Only foreign language requirements may be taken for Pass/No Pass grading. All other preparation for the major and upper-division major requirements must be taken for a letter grade. *Due to the COVID-19 pandemic, exceptions have been made to this policy. Please visit the majors/minor page to view the memos outlining these exceptions.
Can I take preparation for the major requirements at a community college or other university?
Yes, however, you must first consult with the Undergraduate Student Affairs Officer if you plan to take courses at another college or university for approval and confirmation.
I completed a course for my major, but it does not appear on my degree audit report. What do I do?
Please send an email to the Undergraduate Student Affairs Officer to address this inquiry. Include your university ID number and the course information in the email.

Fall 2024

  • ASL 1 - Elementary American Sign Language

    Instructor(s): Benjamin Lewis, Jennifer Marfino

    Lecture, five hours. Introduction to fundamentals of American sign language. P/NP or letter grading.

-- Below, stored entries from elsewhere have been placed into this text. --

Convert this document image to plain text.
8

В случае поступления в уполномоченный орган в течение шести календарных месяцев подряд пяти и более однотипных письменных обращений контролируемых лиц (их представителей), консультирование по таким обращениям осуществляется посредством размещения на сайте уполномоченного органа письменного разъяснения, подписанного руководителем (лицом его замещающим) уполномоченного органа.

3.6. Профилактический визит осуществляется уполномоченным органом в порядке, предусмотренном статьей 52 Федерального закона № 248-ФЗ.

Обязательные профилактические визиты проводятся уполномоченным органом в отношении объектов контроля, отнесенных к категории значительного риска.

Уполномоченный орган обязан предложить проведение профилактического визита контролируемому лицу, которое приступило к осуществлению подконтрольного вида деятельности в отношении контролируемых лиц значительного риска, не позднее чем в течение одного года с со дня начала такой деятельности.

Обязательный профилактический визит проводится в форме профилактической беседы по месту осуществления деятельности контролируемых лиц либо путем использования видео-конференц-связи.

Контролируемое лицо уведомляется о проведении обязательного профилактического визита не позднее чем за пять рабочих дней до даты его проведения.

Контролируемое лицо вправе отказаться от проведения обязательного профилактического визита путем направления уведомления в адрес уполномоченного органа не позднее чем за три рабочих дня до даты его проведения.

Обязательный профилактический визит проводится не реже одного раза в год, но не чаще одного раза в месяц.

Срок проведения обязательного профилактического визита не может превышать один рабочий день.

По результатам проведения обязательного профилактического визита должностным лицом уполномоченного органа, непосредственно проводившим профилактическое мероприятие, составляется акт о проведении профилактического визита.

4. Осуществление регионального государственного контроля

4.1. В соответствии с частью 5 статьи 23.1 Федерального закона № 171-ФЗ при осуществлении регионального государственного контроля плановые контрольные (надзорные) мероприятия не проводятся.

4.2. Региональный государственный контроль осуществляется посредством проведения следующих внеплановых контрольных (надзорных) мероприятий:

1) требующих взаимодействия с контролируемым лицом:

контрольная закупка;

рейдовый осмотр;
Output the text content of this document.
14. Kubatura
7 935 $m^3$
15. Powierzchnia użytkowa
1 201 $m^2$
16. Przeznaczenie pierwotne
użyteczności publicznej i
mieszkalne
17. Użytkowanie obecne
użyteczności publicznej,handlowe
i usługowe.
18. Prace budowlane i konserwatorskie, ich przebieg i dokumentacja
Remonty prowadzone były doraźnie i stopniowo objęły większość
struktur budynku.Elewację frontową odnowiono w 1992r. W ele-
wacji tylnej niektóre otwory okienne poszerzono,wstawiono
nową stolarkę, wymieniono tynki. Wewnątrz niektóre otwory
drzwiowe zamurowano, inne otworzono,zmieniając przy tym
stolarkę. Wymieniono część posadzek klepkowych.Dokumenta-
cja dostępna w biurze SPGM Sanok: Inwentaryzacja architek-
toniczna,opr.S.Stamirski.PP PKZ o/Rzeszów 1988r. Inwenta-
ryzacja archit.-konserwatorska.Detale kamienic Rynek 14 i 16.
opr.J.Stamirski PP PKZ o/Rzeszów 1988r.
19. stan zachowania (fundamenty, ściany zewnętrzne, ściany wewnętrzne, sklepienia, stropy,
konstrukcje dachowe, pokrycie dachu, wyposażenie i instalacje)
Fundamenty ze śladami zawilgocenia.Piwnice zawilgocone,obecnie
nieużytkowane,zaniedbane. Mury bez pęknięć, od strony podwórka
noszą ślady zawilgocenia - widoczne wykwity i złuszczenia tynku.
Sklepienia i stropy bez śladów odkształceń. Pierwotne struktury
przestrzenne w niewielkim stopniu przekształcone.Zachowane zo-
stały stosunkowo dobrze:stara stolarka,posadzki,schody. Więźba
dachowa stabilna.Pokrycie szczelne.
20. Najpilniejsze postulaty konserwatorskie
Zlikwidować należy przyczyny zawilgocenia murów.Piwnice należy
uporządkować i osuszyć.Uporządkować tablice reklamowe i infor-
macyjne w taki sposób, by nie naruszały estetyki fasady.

  • ASL 4 - Intermediate American Sign Language

    Instructor(s): Jennifer Marfino

    Lecture, five hours. Enforced requisite: course 3 or 8. Intermediate American sign language. P/NP or letter grading.

  • ASL M115 - Enforcing Normalcy: Deaf and Disability Studies

    Instructor(s): Benjamin Lewis

    (Same as Disability Studies M115.) Lecture, three hours. Exploration of historical, medical, social, political, philosophical, and cultural influences that have constructed categories of normalcy, disability, and deafness. Building on writing of Michel Foucault and critical work in field of disability studies, inquiry into institutions that have enforced standards of normalcy throughout 19th and 20th centuries to present. Primary attention to rise of medical authority in West, history of eugenics, and contemporary bioethics issues confronting disability and deaf communities. P/NP or letter grading.

  • LING 1 - Introduction to Study of Language

    Instructor(s): Anissa Gladney, Zia Khoshsirat, Giuseppina Silvestri, Erika Yagi, Arjun Srirangarajan, Elizabeth Sola-llonch, Janos Egressy

    Lecture, three hours; discussion, one hour. Summary for general undergraduates of what is known about human language; biological basis of language, scientific study of language and human cognition; uniqueness of human language, its structure, universality, its diversity; language in social and cultural setting; language in relation to other aspects of human inquiry and knowledge. P/NP or letter grading.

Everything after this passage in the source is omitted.